グループ法人税制の適用開始前から会計事務所に相談
 国税不服審判所が示した上記解釈によれば、法人税法132条1項による否認の対象となった総務経理部長に対する「第三者割当増資」が「不当」と言えるかどうかは、本件第三者割当増資が(「正当な理由ないし事業目的」の有無にかかわらず)「専ら経済的、実質的見地において当該行為又は計算が純粋経済人として不合理、不自然なものと認められるか否かという客観的、合理的基準」に従って判断されることになるが、結論から言うと、本件第三者割当増資は「不合理、不自然」と見られても致し方のないものだったと言えよう。
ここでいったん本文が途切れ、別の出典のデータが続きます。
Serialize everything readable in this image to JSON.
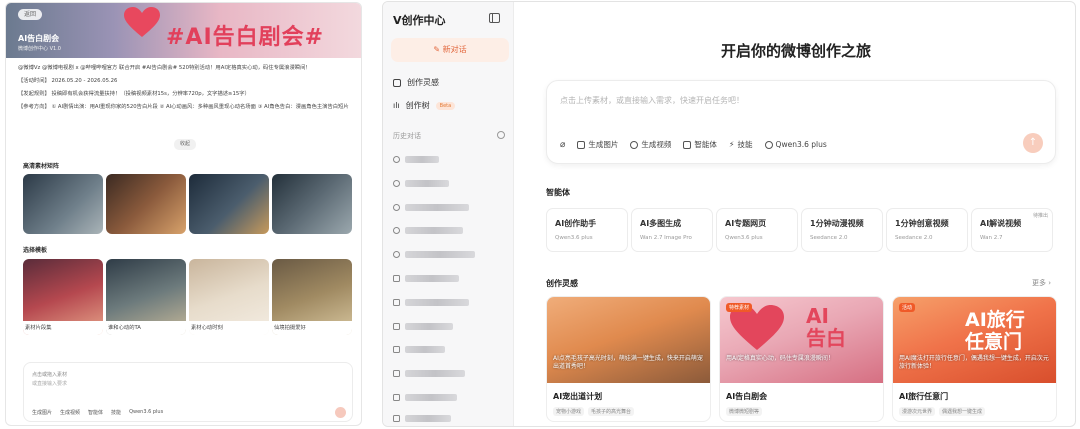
{
  "left_panel": {
    "back_label": "返回",
    "hero_title": "AI告白剧会",
    "hero_subtitle": "微博创作中心 V1.0",
    "hero_banner": "#AI告白剧会#",
    "paragraphs": [
      "@微博Vz @微博电视剧 x @哔哩哔哩官方 联合开启 #AI告白剧会# 520特别活动！用AI定格真实心动，码住专属浪漫瞬间！",
      "【活动时间】 2026.05.20 - 2026.05.26",
      "【发起规则】 投稿即有机会获得流量扶持！（投稿视频素材15s，分辨率720p，文字描述≥15字）",
      "【参考方向】 ① AI剧情出演：用AI重现你家的520告白片段 ② AI心动画风：多种画风重现心动名场面 ③ AI角色告白：漫画角色主演告白短片"
    ],
    "collapse_label": "收起",
    "section_materials": "高清素材矩阵",
    "section_templates": "选择模板",
    "templates": [
      {
        "label": "素材片段集"
      },
      {
        "label": "谁和心动的TA"
      },
      {
        "label": "素材心动时刻"
      },
      {
        "label": "仙境拍摄爱好"
      }
    ],
    "composer": {
      "placeholder_1": "点击或拖入素材",
      "placeholder_2": "或直接输入要求",
      "tools": [
        "生成图片",
        "生成视频",
        "智能体",
        "技能",
        "Qwen3.6 plus"
      ]
    }
  },
  "sidebar": {
    "brand": "V创作中心",
    "new_chat": "新对话",
    "nav": [
      {
        "label": "创作灵感"
      },
      {
        "label": "创作树",
        "badge": "Beta"
      }
    ],
    "history_title": "历史对话"
  },
  "main": {
    "title": "开启你的微博创作之旅",
    "composer_placeholder": "点击上传素材，或直接输入需求，快速开启任务吧！",
    "tools": [
      {
        "label": "",
        "icon": "paperclip-icon"
      },
      {
        "label": "生成图片",
        "icon": "image-icon"
      },
      {
        "label": "生成视频",
        "icon": "video-icon"
      },
      {
        "label": "智能体",
        "icon": "agent-icon"
      },
      {
        "label": "技能",
        "icon": "skill-icon"
      },
      {
        "label": "Qwen3.6 plus",
        "icon": "model-icon"
      }
    ],
    "agents_title": "智能体",
    "agents": [
      {
        "name": "AI创作助手",
        "model": "Qwen3.6 plus",
        "tag": ""
      },
      {
        "name": "AI多图生成",
        "model": "Wan 2.7 Image Pro",
        "tag": ""
      },
      {
        "name": "AI专题网页",
        "model": "Qwen3.6 plus",
        "tag": ""
      },
      {
        "name": "1分钟动漫视频",
        "model": "Seedance 2.0",
        "tag": ""
      },
      {
        "name": "1分钟创意视频",
        "model": "Seedance 2.0",
        "tag": ""
      },
      {
        "name": "AI解说视频",
        "model": "Wan 2.7",
        "tag": "待推出"
      }
    ],
    "inspiration_title": "创作灵感",
    "more": "更多 ›",
    "cards": [
      {
        "badge": "",
        "overlay": "AI点亮毛孩子高光时刻，萌娃满一键生成，快来开启萌宠出道首秀吧！",
        "title": "AI宠出道计划",
        "tags": [
          "宠物小游戏",
          "毛孩子的高光舞台"
        ]
      },
      {
        "badge": "特荐素材",
        "overlay": "用AI定格真实心动，码住专属浪漫瞬间！",
        "title": "AI告白剧会",
        "tags": [
          "微博微短剧等"
        ]
      },
      {
        "badge": "活动",
        "overlay": "用AI魔法打开旅行任意门，偶遇我想一键生成，开启次元旅行新体验！",
        "title": "AI旅行任意门",
        "tags": [
          "漫游次元世界",
          "偶遇我想一键生成"
        ]
      }
    ]
  }
}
 図3に示したとおり、本件第三者割当増資はグループ法人税制の適用開始日である平成22年10月1日(同日以後に行われる譲渡損益調整資産の譲渡から適用開始)から程なくして実施されているが、国税不服審判所による認定事実によれば、A社は平成22年2月頃に、グループ法人税制の適用を免れ、譲渡損益調整資産の売却損を計上する方法の検討を会計事務所に依頼するとともに、弁護士からは、第三者に株式を発行することによるリスクを避けるために、「取得条項付株式」として株式を発行するべきとのアドバイスを受けている。
 このような事実に加え、本件第三者割当増資の内容も税務当局から租税回避の意図を疑われるのに十分なものだった。
 本件第三者割当増資では、税理士が「税務上問題にならない(1株当たりの)価額」ととした「(資本金+資本準備金)÷発行済株式総数×50%」により発行価額を計算し、20,000株の株式を発行したが、国税不服審判所は「請求人の事業規模に照らして、資金調達等の経済的効果はないに等しいと評価できる」としたほか、本件第三者割当増資に当たり、取得価額を単純に発行価額の倍額とするなど、経済合理性の観点からA社の財産状況や経営状態等を具体的に検討した形跡は認められないこと、また、取得条項の内容(例えば「取得可能日」を、税務上の更正処分の期間制限等を考慮して「株式発行日から7年後」としている)などから、本件第三者割当増資は「完全支配関係を解消してグループ法人税制の適用を免れる目的」で行われたものであると断じている。
 一方、A社は「本件割当増資には、従業員の士気高揚という目的もあった」と主張したが、国税不服審判所は、約1,000人の従業員を擁する中で総務経理部長ただ1人を割当て対象者とし、他の従業員に対しては募集の周知すらしていなかったことや、本件第三者割当増資に経済合理性を踏まえた士気高揚効果があったとは認め難いことを踏まえ、この主張についても一蹴している。
 以上を踏まえ国税不服審判所は、本件第三者割当増資は、「経済的、実質的見地において純粋経済人として不合理、不自然な行為といわざるえ得ない」とし、法人税法132条の2第1項に規定する「不当」な行為であると結論付けている。